Catherine Ryan, who joined Bank of Ireland as deputy head of group performance, initiated proceedings against it last month aimed at nullifying her dismissal. She also seeks various orders including for her return to employment with the bank or damages.

BOI denies her claims and argues her employment has been validly terminated.

At the High Court on Friday, Mr Justice Paul Gilligan said he could not order BOI to pay Ms Ryan's salary on an ongoing basis until the full hearing of the action.


The judge, noting the conflict of evidence between the parties, said he could not find Ms Ryan had made out a strong case likely to succeed.

The claims would have to be be determined by a trial judge who would have every opportunity to assess witnesses, their demeanour and the surrounding supporting facts before coming to a conclusion on the totality of evidence put before it.

While refusing the payment order sought, the judge said he would direct the dispute proceed to full hearing at the earliest possible opportunity and fixed it for hearing when the next law term opens in October.

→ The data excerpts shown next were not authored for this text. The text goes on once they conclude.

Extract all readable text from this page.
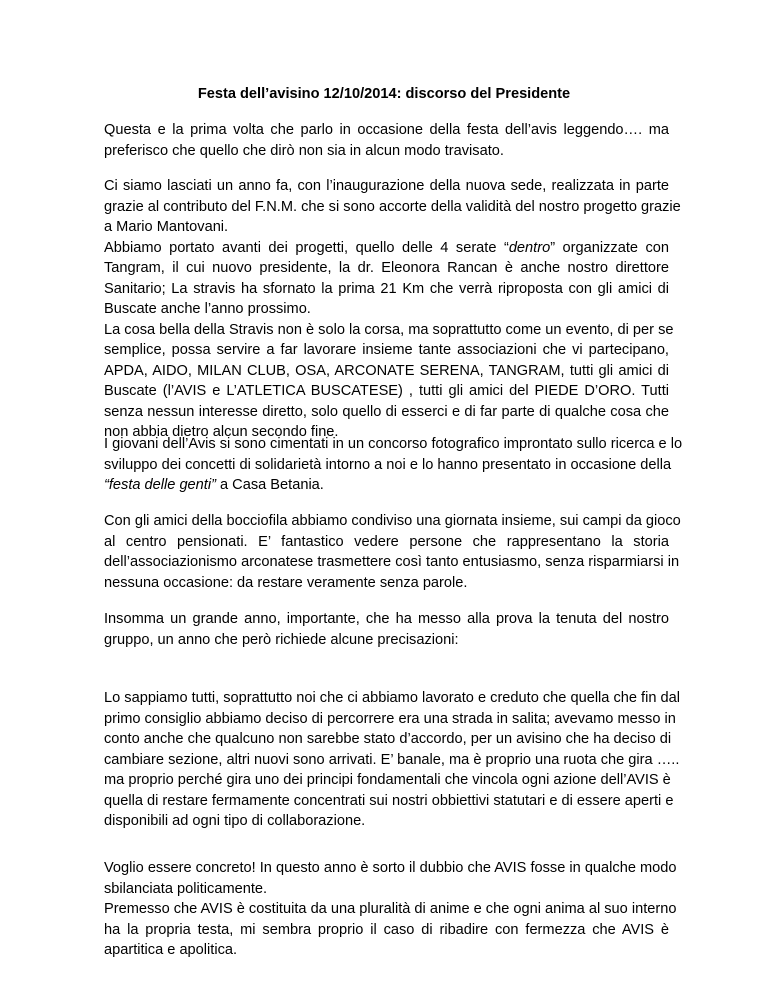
Festa dell’avisino 12/10/2014: discorso del Presidente

Questa e la prima volta che parlo in occasione della festa dell’avis leggendo…. ma
preferisco che quello che dirò non sia in alcun modo travisato.
Ci siamo lasciati un anno fa, con l’inaugurazione della nuova sede, realizzata in parte
grazie al contributo del F.N.M. che si sono accorte della validità del nostro progetto grazie
a Mario Mantovani.
Abbiamo portato avanti dei progetti, quello delle 4 serate “dentro” organizzate con
Tangram, il cui nuovo presidente, la dr. Eleonora Rancan è anche nostro direttore
Sanitario; La stravis ha sfornato la prima 21 Km che verrà riproposta con gli amici di
Buscate anche l’anno prossimo.
La cosa bella della Stravis non è solo la corsa, ma soprattutto come un evento, di per se
semplice, possa servire a far lavorare insieme tante associazioni che vi partecipano,
APDA, AIDO, MILAN CLUB, OSA, ARCONATE SERENA, TANGRAM, tutti gli amici di
Buscate (l’AVIS e L’ATLETICA BUSCATESE) , tutti gli amici del PIEDE D’ORO. Tutti
senza nessun interesse diretto, solo quello di esserci e di far parte di qualche cosa che
non abbia dietro alcun secondo fine.
I giovani dell’Avis si sono cimentati in un concorso fotografico improntato sullo ricerca e lo
sviluppo dei concetti di solidarietà intorno a noi e lo hanno presentato in occasione della
“festa delle genti” a Casa Betania.
Con gli amici della bocciofila abbiamo condiviso una giornata insieme, sui campi da gioco
al centro pensionati. E’ fantastico vedere persone che rappresentano la storia
dell’associazionismo arconatese trasmettere così tanto entusiasmo, senza risparmiarsi in
nessuna occasione: da restare veramente senza parole.
Insomma un grande anno, importante, che ha messo alla prova la tenuta del nostro
gruppo, un anno che però richiede alcune precisazioni:
Lo sappiamo tutti, soprattutto noi che ci abbiamo lavorato e creduto che quella che fin dal
primo consiglio abbiamo deciso di percorrere era una strada in salita; avevamo messo in
conto anche che qualcuno non sarebbe stato d’accordo, per un avisino che ha deciso di
cambiare sezione, altri nuovi sono arrivati. E’ banale, ma è proprio una ruota che gira …..
ma proprio perché gira uno dei principi fondamentali che vincola ogni azione dell’AVIS è
quella di restare fermamente concentrati sui nostri obbiettivi statutari e di essere aperti e
disponibili ad ogni tipo di collaborazione.
Voglio essere concreto! In questo anno è sorto il dubbio che AVIS fosse in qualche modo
sbilanciata politicamente.
Premesso che AVIS è costituita da una pluralità di anime e che ogni anima al suo interno
ha la propria testa, mi sembra proprio il caso di ribadire con fermezza che AVIS è
apartitica e apolitica.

In her proceedings, Ms Ryan claims, since she was appointed last September as deputy head of group performance at an annual salary of €177,000, her superior had redefined her role to a lower position.

Ms Ryan, a mother of two, from Dundrum, Dublin, claims she gave up employment with Ernst & Young after being given assurances about her employment by BOI. She alleges the role she was assigned to do was very different from what she was hired to do, certain tasks were assigned to her of which she has no experience and she has been isolated at work.

She also alleges she has been “set up to fail” by her superior who, she claims, was against her being hired by the bank. She was hired at a higher salary than her superior and at the same grade as him, she said.

It is claimed a six-month probation period Ms Ryan had to undergo was used as a “tool” to try to get rid of her after the bank allegedly reneged on its commitments to her.

It is claimed her superior earlier this year issued an allegedly false, malicious and defamatory recommendation regarding her continued employment. Following a review by BOI, she was informed she was being dismissed.

In denying Ms Ryan’s claims, BOI says the decision to terminate her employment was performance related. Ms Ryan did not meet an acceptable standard of performance during her probationary period to warrant her remaining in the position to which she was recruited, the bank claims. It also rejects her criticism of other officials at the bank.